Das Footballteam der Lions soll den Wiederaufstieg Detroits symbolisieren und den NFL-Titel holen. Das sorgt für einen Streit unter Musikfans

Detroits deutsch-amerikanischer Wide Receiver Amon-Ra St. Brown (r.) muss sich am Sonntag der Defensive der Tampa Bay Buccaneers erwehren.
Detroits deutsch-amerikanischer Wide Receiver Amon-Ra St. Brown (r.) muss sich am Sonntag der Defensive der Tampa Bay Buccaneers erwehren.

Diesen Moment, den lässt du besser nicht vergehen. Du bekommst nur einen Versuch, verpass nicht deine Chance zum Durchbruch. Denn diese Möglichkeit kommt nur einmal im Leben.» Diese Zeilen schrieb Marshall Mathers, besser bekannt als Star-Rapper Eminem, vor mittlerweile 22 Jahren. Der Song «Lose Yourself» ist noch heute sein meistverkaufter Hit aus einer ganzen Reihe von Raps, die ihm den Weg aus der Armut in der einstigen Millionenstadt Detroit ebneten. Verlassen hat er die Stadt aber nie. Das rechnen ihm viele hoch an, denn wer es sich irgendwie leisten konnte in den vergangenen 50 Jahren, der verließ die einstige Metropole ebenso wie die großen Autofirmen, die einst die Motor-City aufblühen ließen. Von einst zwei Millionen Einwohnern sind nicht einmal mehr 700 000 übrig.

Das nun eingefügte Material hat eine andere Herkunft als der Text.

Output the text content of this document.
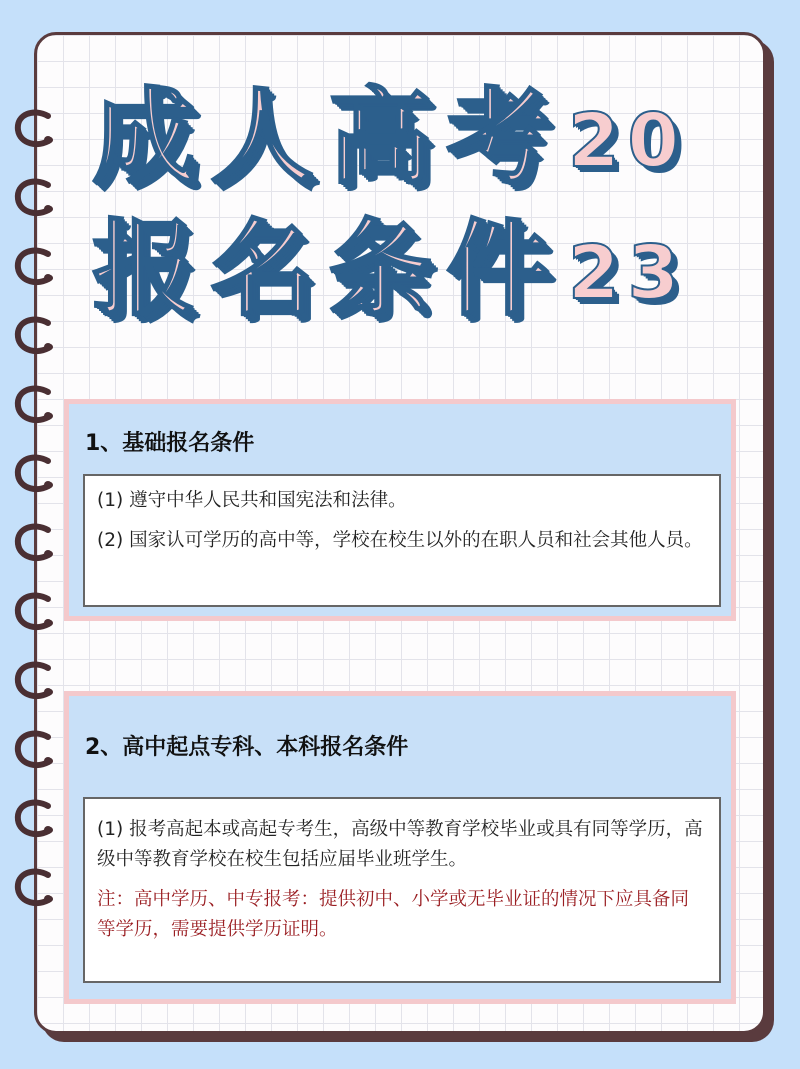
成人高考 20
报名条件 23
1、基础报名条件

(1) 遵守中华人民共和国宪法和法律。

(2) 国家认可学历的高中等，学校在校生以外的在职人员和社会其他人员。

2、高中起点专科、本科报名条件

(1) 报考高起本或高起专考生，高级中等教育学校毕业或具有同等学历，高级中等教育学校在校生包括应届毕业班学生。

注：高中学历、中专报考：提供初中、小学或无毕业证的情况下应具备同等学历，需要提供学历证明。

Auch sportlich läuft Detroit seinen einst großen Jahren hinterher. Seit mehr als 15 Jahren gab es keinen Titel der einst so erfolgreichen Red Wings (Eishockey), Pistons (Basketball) oder Tigers (Baseball). Und speziell das Footballteam der Lions, die in den 30er und 50er Jahren insgesamt viermal die Meisterschaft in der National Football League (NFL) gewinnen konnten, macht seit langem nur noch mit Negativrekorden Schlagzeilen. 2008 wurde Detroit das erste Team, das all seine damals 16 Saisonspiele verlor. Auch mit neun Playoff-Niederlagen in Serie verteilt über 32 Jahre war der Verein bis zuletzt einsame Spitze. «Aber dieses Jahr fühlt es sich anders an», sagte Eminem vor dem Playoff-Duell gegen die Los Angeles Rams am vergangenen Sonntag. «Dieses Mal haben wir eine Chance. Nun, den Rest kennt ihr ja.»

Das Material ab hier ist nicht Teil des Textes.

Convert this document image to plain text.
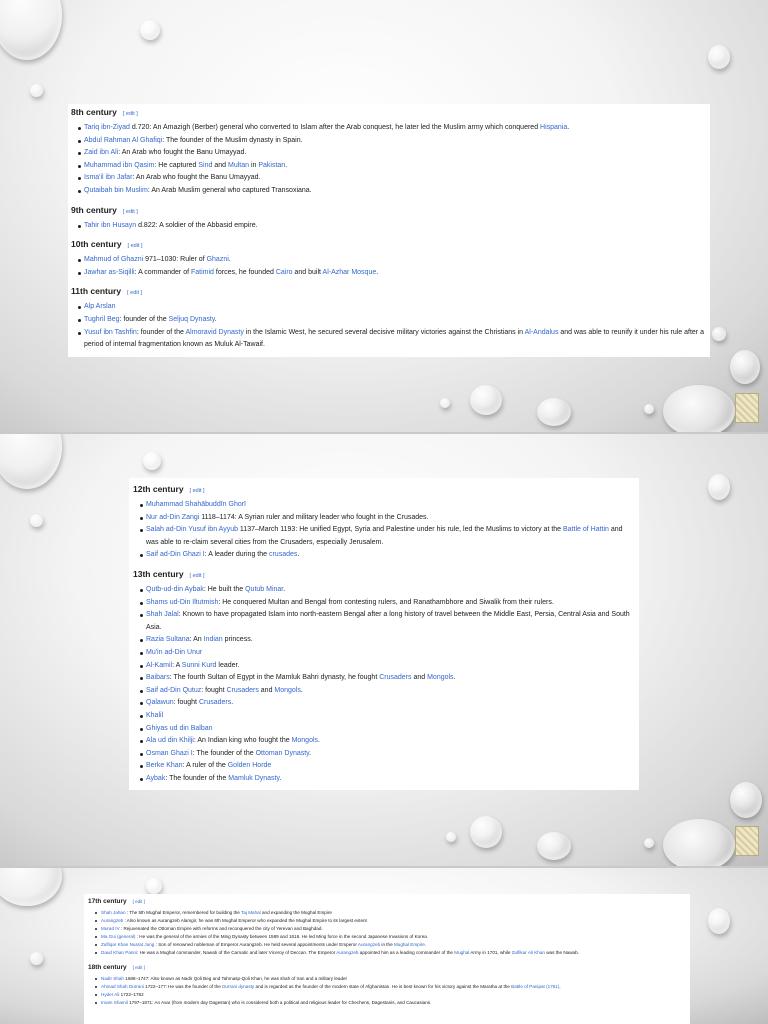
8th century [ edit ]
Tariq ibn-Ziyad d.720: An Amazigh (Berber) general who converted to Islam after the Arab conquest, he later led the Muslim army which conquered Hispania.
Abdul Rahman Al Ghafiqi: The founder of the Muslim dynasty in Spain.
Zaid ibn Ali: An Arab who fought the Banu Umayyad.
Muhammad ibn Qasim: He captured Sind and Multan in Pakistan.
Isma'il ibn Jafar: An Arab who fought the Banu Umayyad.
Qutaibah bin Muslim: An Arab Muslim general who captured Transoxiana.
9th century [ edit ]
Tahir ibn Husayn d.822: A soldier of the Abbasid empire.
10th century [ edit ]
Mahmud of Ghazni 971–1030: Ruler of Ghazni.
Jawhar as-Siqilli: A commander of Fatimid forces, he founded Cairo and built Al-Azhar Mosque.
11th century [ edit ]
Alp Arslan
Tughril Beg: founder of the Seljuq Dynasty.
Yusuf ibn Tashfin: founder of the Almoravid Dynasty in the Islamic West, he secured several decisive military victories against the Christians in Al-Andalus and was able to reunify it under his rule after a period of internal fragmentation known as Muluk Al-Tawaif.
12th century [ edit ]
Muhammad Shahābuddīn Ghorī
Nur ad-Din Zangi 1118–1174: A Syrian ruler and military leader who fought in the Crusades.
Salah ad-Din Yusuf ibn Ayyub 1137–March 1193: He unified Egypt, Syria and Palestine under his rule, led the Muslims to victory at the Battle of Hattin and was able to re-claim several cities from the Crusaders, especially Jerusalem.
Saif ad-Din Ghazi I: A leader during the crusades.
13th century [ edit ]
Qutb-ud-din Aybak: He built the Qutub Minar.
Shams ud-Din Iltutmish: He conquered Multan and Bengal from contesting rulers, and Ranathambhore and Siwalik from their rulers.
Shah Jalal: Known to have propagated Islam into north-eastern Bengal after a long history of travel between the Middle East, Persia, Central Asia and South Asia.
Razia Sultana: An Indian princess.
Mu'in ad-Din Unur
Al-Kamil: A Sunni Kurd leader.
Baibars: The fourth Sultan of Egypt in the Mamluk Bahri dynasty, he fought Crusaders and Mongols.
Saif ad-Din Qutuz: fought Crusaders and Mongols.
Qalawun: fought Crusaders.
Khalil
Ghiyas ud din Balban
Ala ud din Khilji: An Indian king who fought the Mongols.
Osman Ghazi I: The founder of the Ottoman Dynasty.
Berke Khan: A ruler of the Golden Horde
Aybak: The founder of the Mamluk Dynasty.
17th century [ edit ]
Shah Jahan : The 5th Mughal Emperor, remembered for building the Taj Mahal and expanding the Mughal Empire
Aurangzeb : Also known as Aurangzeb Alamgir, he was 6th Mughal Emperor who expanded the Mughal Empire to its largest extent
Murad IV : Rejuvenated the Ottoman Empire with reforms and reconquered the city of Yerevan and Baghdad.
Ma Gui (general) : He was the general of the armies of the Ming Dynasty between 1589 and 1618. He led Ming force in the second Japanese Invasions of Korea.
Zulfiqar Khan Nusrat Jung : Son of renowned nobleman of Emperor Aurangzeb. He held several appointments under Emperor Aurangzeb in the Mughal Empire.
Daud Khan Panni: He was a Mughal commander, Nawab of the Carnatic and later Viceroy of Deccan. The Emperor Aurangzeb appointed him as a leading commander of the Mughal Army in 1701, while Zulfikar Ali Khan was the Nawab.
18th century [ edit ]
Nadir Shah 1688–1747: Also known as Nadir Qoli Beg and Tahmasp-Qoli Khan, he was shah of Iran and a military leader
Ahmad Shah Durrani 1722–177: He was the founder of the Durrani dynasty and is regarded as the founder of the modern state of Afghanistan. He is best known for his victory against the Maratha at the Battle of Panipat (1761).
Hyder Ali 1722–1782
Imam Shamil 1797–1871: An Avar (from modern day Dagestan) who is considered both a political and religious leader for Chechens, Dagestanis, and Caucasians.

Die Lions gewannen tatsächlich in der ersten Playoff-Runde: 24:23. Amon-Ra St. Brown, ein 24-jähriger Wide Receiver mit deutscher Mutter, fing den entscheidenden Pass, um die hauchdünne Führung über die Zeit zu bringen und das voll besetzte Ford Field in eine Mischung aus Ekstase und Erleichterung zu versetzen. Eine Woche später, an diesem Sonntag, steht das Viertelfinale gegen die Tampa Bay Buccaneers an, und die Lions werden zum Symbol für den Wiederaufstieg einer ganzen Stadt.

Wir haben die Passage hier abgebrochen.